- Argentine poster
- Directed by: Duke Worne
- Written by: Arthur Hoerl
- Produced by: Trem Carr
- Starring: Helene Costello Rex Lease Claire McDowell
- Cinematography: Hap Depew
- Edited by: John S. Harrington
- Production company: Trem Carr Pictures
- Distributed by: Rayart Pictures
- Release date: January 15, 1929;
- Running time: 75 minutes
- Country: United States
- Languages: Silent English intertitles

= When Dreams Come True (1929 film) =

1929 silent film

When Dreams Come True is a 1929 American silent drama film directed by Duke Worne and starring Helene Costello, Rex Lease and Claire McDowell.

==Synopsis==
Ben Shelby, a blacksmith, is in love with Caroline Swayne but her wealthy father rejects the marriage. When he is found murdered shortly afterwards, suspicion falls on Shelby.
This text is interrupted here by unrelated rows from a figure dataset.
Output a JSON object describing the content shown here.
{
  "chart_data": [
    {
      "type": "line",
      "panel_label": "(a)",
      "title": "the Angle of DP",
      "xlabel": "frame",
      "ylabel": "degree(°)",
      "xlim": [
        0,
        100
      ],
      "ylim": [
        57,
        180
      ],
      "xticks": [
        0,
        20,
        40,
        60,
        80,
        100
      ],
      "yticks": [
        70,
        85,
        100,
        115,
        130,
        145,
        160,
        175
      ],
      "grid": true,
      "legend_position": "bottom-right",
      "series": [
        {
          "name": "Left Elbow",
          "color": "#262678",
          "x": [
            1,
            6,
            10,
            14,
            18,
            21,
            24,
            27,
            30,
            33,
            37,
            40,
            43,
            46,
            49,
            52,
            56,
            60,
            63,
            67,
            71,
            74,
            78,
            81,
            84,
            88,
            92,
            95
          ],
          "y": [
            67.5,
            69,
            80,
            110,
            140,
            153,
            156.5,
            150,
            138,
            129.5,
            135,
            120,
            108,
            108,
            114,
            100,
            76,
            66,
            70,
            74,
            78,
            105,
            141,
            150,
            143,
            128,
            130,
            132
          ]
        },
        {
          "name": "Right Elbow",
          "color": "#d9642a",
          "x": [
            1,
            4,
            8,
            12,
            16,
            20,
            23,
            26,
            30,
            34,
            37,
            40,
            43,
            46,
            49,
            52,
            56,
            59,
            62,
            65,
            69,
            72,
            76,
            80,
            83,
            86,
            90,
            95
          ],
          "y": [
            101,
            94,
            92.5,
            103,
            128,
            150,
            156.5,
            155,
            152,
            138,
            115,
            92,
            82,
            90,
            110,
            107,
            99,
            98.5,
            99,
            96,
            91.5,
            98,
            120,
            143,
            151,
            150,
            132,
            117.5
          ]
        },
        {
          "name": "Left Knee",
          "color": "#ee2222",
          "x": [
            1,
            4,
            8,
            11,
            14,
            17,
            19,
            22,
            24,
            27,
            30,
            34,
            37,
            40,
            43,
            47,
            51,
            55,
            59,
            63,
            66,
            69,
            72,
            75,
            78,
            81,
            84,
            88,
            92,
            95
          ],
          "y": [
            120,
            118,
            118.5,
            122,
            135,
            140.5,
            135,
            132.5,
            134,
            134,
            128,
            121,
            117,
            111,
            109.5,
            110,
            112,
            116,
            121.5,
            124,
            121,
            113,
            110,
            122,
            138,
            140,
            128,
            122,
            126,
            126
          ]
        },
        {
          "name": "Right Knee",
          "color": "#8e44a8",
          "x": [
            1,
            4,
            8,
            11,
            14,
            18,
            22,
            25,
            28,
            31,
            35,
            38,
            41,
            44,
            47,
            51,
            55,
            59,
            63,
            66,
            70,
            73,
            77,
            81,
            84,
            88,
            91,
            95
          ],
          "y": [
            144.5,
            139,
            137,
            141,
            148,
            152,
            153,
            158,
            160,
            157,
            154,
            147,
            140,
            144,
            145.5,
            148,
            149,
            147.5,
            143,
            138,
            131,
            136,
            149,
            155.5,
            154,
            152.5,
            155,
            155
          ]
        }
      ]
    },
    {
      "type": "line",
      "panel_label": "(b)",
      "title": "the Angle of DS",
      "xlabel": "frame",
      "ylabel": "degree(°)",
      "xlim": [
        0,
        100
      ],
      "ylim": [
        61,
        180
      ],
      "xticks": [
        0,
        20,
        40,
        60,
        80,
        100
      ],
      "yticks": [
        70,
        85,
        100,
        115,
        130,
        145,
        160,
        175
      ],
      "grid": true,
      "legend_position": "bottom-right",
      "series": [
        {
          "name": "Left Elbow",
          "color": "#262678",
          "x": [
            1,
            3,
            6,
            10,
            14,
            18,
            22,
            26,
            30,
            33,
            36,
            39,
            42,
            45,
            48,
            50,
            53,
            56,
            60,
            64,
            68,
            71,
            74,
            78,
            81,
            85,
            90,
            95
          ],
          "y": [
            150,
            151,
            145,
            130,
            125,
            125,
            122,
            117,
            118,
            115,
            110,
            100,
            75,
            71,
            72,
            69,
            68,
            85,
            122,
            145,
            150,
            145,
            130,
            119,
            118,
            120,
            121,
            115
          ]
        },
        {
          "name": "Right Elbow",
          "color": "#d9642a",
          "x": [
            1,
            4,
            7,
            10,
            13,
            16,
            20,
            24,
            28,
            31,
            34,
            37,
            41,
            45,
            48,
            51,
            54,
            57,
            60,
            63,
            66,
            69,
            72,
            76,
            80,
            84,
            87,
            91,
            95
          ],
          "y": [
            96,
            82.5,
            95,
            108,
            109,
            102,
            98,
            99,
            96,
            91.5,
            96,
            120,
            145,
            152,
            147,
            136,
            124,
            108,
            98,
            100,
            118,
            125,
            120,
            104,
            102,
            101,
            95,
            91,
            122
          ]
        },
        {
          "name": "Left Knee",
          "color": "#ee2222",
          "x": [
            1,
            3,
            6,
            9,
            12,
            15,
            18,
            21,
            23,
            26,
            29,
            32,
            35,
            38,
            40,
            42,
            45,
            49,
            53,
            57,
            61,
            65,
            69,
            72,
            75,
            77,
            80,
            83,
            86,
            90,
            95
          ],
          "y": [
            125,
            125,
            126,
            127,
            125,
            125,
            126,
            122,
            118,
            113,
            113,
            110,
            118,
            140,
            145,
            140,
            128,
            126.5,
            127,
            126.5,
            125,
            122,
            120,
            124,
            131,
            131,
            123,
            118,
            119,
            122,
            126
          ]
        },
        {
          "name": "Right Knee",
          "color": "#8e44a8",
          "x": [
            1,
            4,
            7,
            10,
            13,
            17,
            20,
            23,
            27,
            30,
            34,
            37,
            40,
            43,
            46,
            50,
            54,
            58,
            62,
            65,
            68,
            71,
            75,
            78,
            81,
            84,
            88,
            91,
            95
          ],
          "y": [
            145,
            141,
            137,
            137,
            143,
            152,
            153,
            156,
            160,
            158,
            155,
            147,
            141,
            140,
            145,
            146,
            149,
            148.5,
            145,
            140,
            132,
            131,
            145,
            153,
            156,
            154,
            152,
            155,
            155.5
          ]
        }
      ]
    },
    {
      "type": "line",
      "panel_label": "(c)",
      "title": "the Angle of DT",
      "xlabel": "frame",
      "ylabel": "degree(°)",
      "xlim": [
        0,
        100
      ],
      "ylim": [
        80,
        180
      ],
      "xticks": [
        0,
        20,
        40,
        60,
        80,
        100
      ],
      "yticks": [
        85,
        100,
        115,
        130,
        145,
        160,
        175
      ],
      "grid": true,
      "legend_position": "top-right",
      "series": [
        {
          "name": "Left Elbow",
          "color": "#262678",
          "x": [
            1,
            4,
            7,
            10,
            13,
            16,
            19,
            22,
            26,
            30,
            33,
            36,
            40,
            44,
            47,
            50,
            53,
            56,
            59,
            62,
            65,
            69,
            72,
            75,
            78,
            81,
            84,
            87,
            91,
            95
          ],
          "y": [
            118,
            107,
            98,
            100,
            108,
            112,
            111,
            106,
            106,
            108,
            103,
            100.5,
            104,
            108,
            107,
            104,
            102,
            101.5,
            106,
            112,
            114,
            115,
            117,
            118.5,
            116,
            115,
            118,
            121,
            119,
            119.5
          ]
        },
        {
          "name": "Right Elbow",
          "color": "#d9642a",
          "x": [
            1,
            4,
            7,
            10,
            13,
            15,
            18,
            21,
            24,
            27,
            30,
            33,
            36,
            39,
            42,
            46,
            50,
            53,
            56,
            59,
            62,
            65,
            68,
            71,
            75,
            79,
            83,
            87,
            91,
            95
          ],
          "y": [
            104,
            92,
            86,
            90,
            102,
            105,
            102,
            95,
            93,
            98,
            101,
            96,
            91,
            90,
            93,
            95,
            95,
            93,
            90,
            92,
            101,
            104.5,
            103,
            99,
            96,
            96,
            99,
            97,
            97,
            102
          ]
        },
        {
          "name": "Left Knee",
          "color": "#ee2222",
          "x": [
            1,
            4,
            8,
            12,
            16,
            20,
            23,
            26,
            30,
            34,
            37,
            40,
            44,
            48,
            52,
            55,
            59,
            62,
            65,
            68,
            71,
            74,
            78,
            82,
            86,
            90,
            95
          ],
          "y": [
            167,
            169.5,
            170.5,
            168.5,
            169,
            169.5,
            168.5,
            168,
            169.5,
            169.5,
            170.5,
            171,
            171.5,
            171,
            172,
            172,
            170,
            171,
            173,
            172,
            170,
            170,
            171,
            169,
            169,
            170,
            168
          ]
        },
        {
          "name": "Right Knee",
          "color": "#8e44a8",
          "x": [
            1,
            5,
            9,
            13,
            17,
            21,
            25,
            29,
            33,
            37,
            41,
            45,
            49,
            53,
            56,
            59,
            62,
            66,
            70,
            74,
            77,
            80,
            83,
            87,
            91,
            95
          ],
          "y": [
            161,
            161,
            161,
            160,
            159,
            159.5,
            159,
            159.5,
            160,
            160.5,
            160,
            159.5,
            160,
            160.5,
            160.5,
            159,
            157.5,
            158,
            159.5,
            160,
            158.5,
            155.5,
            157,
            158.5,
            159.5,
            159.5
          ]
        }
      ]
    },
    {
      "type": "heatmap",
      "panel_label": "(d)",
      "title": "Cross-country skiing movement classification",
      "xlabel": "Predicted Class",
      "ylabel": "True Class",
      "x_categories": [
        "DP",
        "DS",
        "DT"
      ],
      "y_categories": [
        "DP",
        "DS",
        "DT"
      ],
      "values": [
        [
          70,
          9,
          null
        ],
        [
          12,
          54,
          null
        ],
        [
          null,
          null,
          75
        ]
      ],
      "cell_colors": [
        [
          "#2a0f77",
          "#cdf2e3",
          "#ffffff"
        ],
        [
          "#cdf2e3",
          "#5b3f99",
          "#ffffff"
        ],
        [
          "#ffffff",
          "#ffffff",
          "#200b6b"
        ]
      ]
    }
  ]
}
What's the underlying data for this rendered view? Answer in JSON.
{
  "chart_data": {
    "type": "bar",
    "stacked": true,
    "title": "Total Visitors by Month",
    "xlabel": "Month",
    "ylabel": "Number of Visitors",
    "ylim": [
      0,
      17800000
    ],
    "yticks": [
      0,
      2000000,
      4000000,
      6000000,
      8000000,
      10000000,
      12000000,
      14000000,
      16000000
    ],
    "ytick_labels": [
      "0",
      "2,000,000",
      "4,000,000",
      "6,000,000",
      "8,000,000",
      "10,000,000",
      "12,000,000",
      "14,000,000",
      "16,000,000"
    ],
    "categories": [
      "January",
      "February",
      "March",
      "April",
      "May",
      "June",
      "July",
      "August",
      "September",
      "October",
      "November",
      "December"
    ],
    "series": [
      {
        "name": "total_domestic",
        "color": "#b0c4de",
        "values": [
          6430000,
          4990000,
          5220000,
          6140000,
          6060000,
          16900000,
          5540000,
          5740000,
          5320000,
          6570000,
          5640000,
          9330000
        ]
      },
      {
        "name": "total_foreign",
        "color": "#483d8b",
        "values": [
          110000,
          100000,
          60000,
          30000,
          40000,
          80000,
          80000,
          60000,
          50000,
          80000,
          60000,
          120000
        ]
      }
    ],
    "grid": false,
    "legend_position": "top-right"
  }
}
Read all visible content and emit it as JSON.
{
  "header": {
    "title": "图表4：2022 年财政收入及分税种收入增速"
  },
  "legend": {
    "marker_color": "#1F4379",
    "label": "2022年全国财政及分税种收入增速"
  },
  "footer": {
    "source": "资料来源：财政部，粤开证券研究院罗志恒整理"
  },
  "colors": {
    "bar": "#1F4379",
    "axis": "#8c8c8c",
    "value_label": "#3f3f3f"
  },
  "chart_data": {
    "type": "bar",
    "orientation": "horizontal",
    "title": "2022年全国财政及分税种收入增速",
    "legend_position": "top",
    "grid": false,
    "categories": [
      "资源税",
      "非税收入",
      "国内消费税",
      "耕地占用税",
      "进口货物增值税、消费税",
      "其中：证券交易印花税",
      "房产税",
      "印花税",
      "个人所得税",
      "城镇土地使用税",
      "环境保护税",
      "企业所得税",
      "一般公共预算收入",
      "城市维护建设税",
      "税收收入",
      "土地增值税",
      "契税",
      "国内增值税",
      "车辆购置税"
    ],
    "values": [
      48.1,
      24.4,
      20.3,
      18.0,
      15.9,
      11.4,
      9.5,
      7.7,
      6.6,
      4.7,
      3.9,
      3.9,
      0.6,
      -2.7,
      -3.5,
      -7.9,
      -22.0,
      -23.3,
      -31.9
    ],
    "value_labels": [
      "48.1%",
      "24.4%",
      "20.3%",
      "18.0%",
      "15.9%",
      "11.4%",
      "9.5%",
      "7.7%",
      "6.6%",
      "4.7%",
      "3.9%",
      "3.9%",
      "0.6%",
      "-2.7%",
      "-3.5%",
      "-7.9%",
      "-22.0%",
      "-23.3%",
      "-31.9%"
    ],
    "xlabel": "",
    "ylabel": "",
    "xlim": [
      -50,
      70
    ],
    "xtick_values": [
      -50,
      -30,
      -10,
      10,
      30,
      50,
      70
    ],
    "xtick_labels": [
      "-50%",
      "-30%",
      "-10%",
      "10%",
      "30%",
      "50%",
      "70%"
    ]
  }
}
However he is able to prove that he innocent, and identify the real culprit who killed Swayne to prevent his horse running in a major race.

==Cast==
- Helene Costello as Caroline Swayne
- Rex Lease as Ben Shelby
- Claire McDowell as Martha Shelby
- Danny Hoy as Jack Boyle
- Ernest Hilliard as Jim Leeson
- Buddy Brown as Billy Shelby
- George Periolat as Robert Swayne
- Emmett King as Judge Clayburn

==Bibliography==
- Munden, Kenneth White. The American Film Institute Catalog of Motion Pictures Produced in the United States, Part 1. University of California Press, 1997.